Methodists Join Divestment Debate

Two United Methodist conferences have joined a growing list of church organizations that are threatening to divest from companies profiting from the Israeli occupation of disputed Middle-East territories.

The New England and Virginia conferences, two of 63 total major districts in the 8-million-member denomination, passed separate divestment resolutions during their annual meetings this summer.

The New England resolution calls for “voluntary, selective divestment from companies that profit in a significant way from the Israeli occupation,” according to the United Methodist News Service.

It also urges “our United Methodist funding agencies and our local churches to support with our prayers, presence and money those Israeli, Palestinian and international organizations, which bring Israelis and Palestinians together in dialogue."

The Virginia resolution is more direct. It urges the United Methodist Board of Pensions to review its investments and undertake a process of “phased, selective divestment” from any multinational corporations profiting from the “illegal demolition of Palestinian homes, destruction of the Palestinian economy and confiscation of Palestinian land,” according to UMNS.

Virginian Methodists also added a clause recognizing Israel’s right to exist within permanent, secure borders and Palestine’s right to the formation of a viable state.

The two conferences join the Presbyterian Church (USA) and the worldwide Anglican Communion in taking up the controversial divestment issue to protest what they say is unjust Israeli occupation of Palestinian territory.

Earlier this month, the United Church of Christ also weighed-in on the Middle-East debate. Delegates there chose not to join the divestment campaign, but promised to use “economic leverage” against companies profiting from violence committed by Israelis, Palestinians or neighboring Arab states.

Meanwhile, many Jewish groups based out of the U.S., including the Simon Wiesenthal Center, responded to both divestment and “economic leverage” with scathing remarks.
"This immoral resolution, which cloaks itself in the language of reconciliation, demands that Israel leave her six million citizens exposed to a renewed spate of suicide terrorism, which over the past five years has murdered and maimed thousands of innocent Israeli Jews and Arabs,” the Center wrote in response to the UCC resolution.
Opponents of divestment feel it unfairly blames Israel for the regional conflict and does not take Palestinian violence into account.
“Nowhere is there an explicit call to the Palestinians to desist from further violence and to tear down the infrastructure of terrorist groups, like Hamas and Islamic Jihad,” the Center wrote.
The United Methodist Church as a whole may join the two conferences in the boycott, but at least not for another 3 years; boycotts are sanctioned by the United Methodist General Conference – the only entity that speaks for the denomination as a whole – which meets once every four years.

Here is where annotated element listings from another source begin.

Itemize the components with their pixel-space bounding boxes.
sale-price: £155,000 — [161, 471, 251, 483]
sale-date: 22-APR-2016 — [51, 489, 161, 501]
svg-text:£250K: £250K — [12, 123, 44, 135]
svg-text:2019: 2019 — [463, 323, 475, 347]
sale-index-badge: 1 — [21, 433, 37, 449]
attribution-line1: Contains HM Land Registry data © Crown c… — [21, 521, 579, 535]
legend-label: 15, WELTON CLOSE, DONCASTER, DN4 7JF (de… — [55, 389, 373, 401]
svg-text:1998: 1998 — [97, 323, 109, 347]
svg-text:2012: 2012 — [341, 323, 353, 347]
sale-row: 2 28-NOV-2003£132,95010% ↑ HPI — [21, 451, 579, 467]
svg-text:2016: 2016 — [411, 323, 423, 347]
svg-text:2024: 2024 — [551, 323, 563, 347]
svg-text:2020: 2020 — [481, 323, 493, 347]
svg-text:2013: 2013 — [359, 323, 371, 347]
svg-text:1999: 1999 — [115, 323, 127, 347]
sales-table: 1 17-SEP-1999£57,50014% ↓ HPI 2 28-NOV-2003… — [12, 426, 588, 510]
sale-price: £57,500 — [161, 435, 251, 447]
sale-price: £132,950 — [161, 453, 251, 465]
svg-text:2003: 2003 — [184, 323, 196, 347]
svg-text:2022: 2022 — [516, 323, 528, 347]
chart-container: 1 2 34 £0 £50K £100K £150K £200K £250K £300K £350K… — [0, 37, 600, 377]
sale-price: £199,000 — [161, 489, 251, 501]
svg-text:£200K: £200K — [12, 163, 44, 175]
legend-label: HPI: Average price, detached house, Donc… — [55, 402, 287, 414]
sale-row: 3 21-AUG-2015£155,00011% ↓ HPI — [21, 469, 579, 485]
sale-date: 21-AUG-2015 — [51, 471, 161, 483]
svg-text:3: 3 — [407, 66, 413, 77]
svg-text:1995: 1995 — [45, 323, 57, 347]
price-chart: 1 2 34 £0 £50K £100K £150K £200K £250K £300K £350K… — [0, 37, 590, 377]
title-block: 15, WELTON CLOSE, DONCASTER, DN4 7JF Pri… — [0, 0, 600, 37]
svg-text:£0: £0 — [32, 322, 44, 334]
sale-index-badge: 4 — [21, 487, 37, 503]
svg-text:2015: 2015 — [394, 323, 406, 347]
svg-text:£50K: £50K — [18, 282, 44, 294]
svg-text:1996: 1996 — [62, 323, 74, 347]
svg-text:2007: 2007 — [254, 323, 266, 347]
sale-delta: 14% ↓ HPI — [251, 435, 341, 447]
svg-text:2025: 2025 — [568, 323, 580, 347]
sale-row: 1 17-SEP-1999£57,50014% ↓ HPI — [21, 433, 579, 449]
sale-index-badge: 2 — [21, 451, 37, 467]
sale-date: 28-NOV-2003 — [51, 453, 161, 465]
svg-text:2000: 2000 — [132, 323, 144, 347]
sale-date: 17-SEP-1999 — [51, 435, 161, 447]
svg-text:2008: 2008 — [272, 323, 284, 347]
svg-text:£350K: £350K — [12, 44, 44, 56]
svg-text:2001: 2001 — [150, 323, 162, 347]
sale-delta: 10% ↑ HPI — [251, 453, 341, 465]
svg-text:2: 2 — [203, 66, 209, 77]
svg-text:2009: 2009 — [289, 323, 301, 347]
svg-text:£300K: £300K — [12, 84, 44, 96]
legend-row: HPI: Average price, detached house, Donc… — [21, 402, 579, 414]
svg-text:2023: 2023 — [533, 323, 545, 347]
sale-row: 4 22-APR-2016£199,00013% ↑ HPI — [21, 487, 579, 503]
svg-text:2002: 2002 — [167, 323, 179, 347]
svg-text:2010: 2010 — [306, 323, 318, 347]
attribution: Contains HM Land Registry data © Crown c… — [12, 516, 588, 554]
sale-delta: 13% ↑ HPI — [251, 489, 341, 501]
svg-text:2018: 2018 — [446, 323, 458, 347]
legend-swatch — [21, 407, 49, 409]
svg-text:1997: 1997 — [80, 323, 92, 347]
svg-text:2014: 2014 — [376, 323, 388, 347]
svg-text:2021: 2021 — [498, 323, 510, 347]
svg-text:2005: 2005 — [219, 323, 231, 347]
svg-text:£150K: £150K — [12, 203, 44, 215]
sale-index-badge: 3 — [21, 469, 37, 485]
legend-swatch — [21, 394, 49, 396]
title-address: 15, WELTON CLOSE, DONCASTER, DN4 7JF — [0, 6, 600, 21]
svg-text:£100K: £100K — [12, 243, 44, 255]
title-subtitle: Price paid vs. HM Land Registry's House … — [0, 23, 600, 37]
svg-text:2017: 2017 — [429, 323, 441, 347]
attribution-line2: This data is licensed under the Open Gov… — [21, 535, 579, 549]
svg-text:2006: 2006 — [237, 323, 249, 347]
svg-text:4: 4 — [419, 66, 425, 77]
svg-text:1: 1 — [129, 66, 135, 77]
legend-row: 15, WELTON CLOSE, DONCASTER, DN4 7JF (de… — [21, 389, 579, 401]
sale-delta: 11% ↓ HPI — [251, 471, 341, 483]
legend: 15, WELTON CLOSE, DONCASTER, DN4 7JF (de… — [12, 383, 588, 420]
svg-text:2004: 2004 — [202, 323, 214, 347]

At the 2004 General Conference, United Methodists adopted a resolution that opposed the “continued military occupation of the West Bank, Gaza and East Jerusalem, the confiscation of Palestinian land and water resources, (and) the destruction of Palestinian homes.”

The “Opposition to Israeli Settlements in Palestinian Land” requested Israel to “cease the confiscation of Palestinian lands and water for any reason” and “urge the Palestinian Authority and all Palestinian religious leaders to continue to publicly condemn violence against Israeli civilizations and to use nonviolent acts of disobedience to resist the occupation and the illegal settlements." The resolution had no mention of divestment.